1

I have a collection that has a createdAt field in it. When I get multiple documents from this collection, I use this field to sort them from the newest to the oldest. The thing is, that multiple documents can somehow be created at the same millisecond and therefore have the exact same date. Because of that, I need my sorting to have some tie-breaker for those situations (I don't care what order they will be, but it has to be consistent). I tried using the _id for that, and sorting using {createdAt: -1, _id: -1}, but it creates problems with the use of indexes with some queries, making some very common queries slower and inefficient.

Then, I thought that instead of saving createdAt as a Date object, I can just save it as a string (ISO 8601) and then add a random string at the end. That way even if multiple documents have the same Date, thanks to the random string, they will still have a consistent order. It's like a built-in tie-breaker that makes it very simple to work with sorting or getting all of the documents that were created before some other document (something that I use a lot for pagination). The only thing that it adds to my code is that when I want to get the actual date, I need to remove that random string and convert it to Date, but this is very easily done with new Date(createdAt.split('Z')[0] + 'Z').

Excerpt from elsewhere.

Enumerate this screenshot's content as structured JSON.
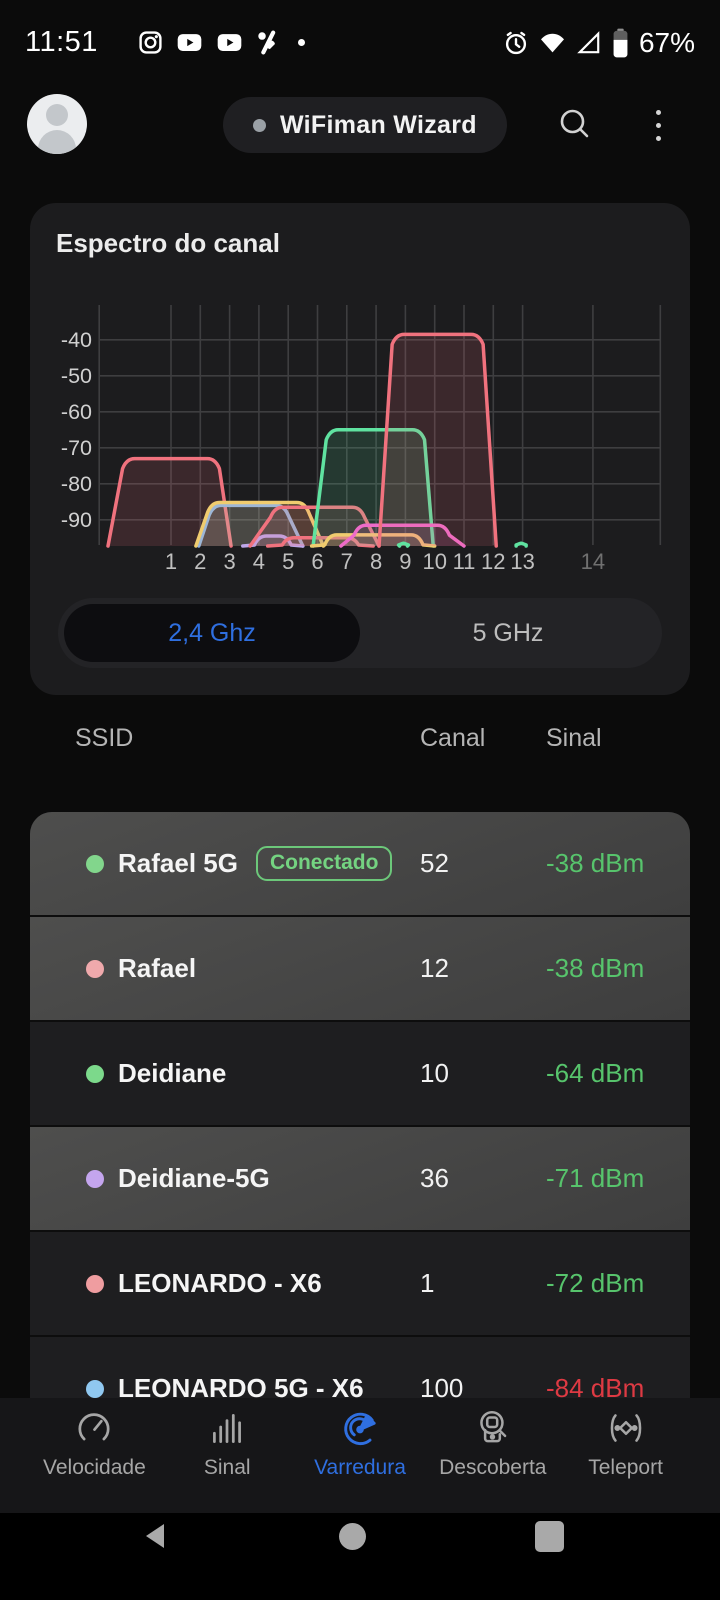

Does this approach has any downsides? Something that I need to consider?

R7B9
  • 13
  • 1
  • 5
  • 1
    "but it creates problems with the use of indexes with some queries" ... What sort of problems? Do you have an index on `{createdAt: -1, _id: -1}`? – rickhg12hs Oct 13 '22 at 18:22
  • @rickhg12hs Yes I have an index. The problem is when trying to get documents that were created before another document, because I have to use $or (either the date was before the document date, or the two dates are equal and the _id is smaller). Because of that, mongo has to do MERGE_SORT (without using the index). The problem is even bigger when trying to also search with another field. Even if I have a compound index for all three fields, it can't both do an index scan with that compound index, and also sort by only the 2 of them (the third field is an array, so I can't add it to the sort). – R7B9 Oct 13 '22 at 18:44
  • `MERGE_SORT` implies that the database _is_ using the index to gather the data in sorted order (and just merging or "zipping" the two sorted streams together). Can you upload a verbose explain (`.explain("allPlansExecution")`) that demonstrates the problem? In fairness, I do usually recommend against storing dates as strings, but I do want to be sure that we are looking at the right problem here before trying to providing solutions for the wrong thing. – user20042973 Oct 13 '22 at 19:35
  • Does this answer your question? [Difference between "id" and "\_id" fields in MongoDB](https://stackoverflow.com/questions/9694460/difference-between-id-and-id-fields-in-mongodb). The generation of ObjectId actually encapsulate the creation time inside. You can use `$toDate` to get the time if needed. And `_id` field is actually indexed, so performance should be a less concern here. – ray Oct 13 '22 at 20:02
  • @user20042973 How should I upload it? I tried editing the post and add it but it's too long so StackOverflow doesn't let me... – R7B9 Oct 13 '22 at 20:19
  • @ray thanks but it's not really my question... I want to sort with the createdAt field, not the _id field, and it is not only the sorting but also I want to get all of the documents that were created before some given document (for pagination). Actually, I don't even use ObjectId for the _id but a string that I generate (mainly because I just want shorter ids) – R7B9 Oct 13 '22 at 20:24
  • Perhaps create a gist on github or use something like pastebin.com? – user20042973 Oct 13 '22 at 20:49
  • Storing date values as string is usually a very bad idea, actually you should **never** do it. Like for others it is really not clear why sort by `{createdAt: -1, _id: -1}` should give any problems. – Wernfried Domscheit Oct 14 '22 at 06:25
  • @user20042973 here is the result of this query: `db.questions.find({tags: "some_tag", $or: [{createdAt: {$lt: ISODate('2022-10-12T17:39:49.774Z')}}, {createdAt: ISODate('2022-10-12T17:39:49.774Z'), _id: 'F3zcf4Ll0R'}]}).limit(20).sort({createdAt: -1, _id: -1}).explain("allPlansExecution")` [link](https://pastebin.com/VtZrh1Lu) I have both index for createdAt and _id, and an index for tags (array), createdAt and _id. – R7B9 Oct 14 '22 at 10:26
  • @WernfriedDomscheit as I said the problem is mostly when having another field to search in, I shared here the result of the .explain of some query for example. – R7B9 Oct 14 '22 at 10:30

2 Answers2

0

Sounds like you might want to consider using Universally Unique Lexicographically Sortable Identifier (ULID).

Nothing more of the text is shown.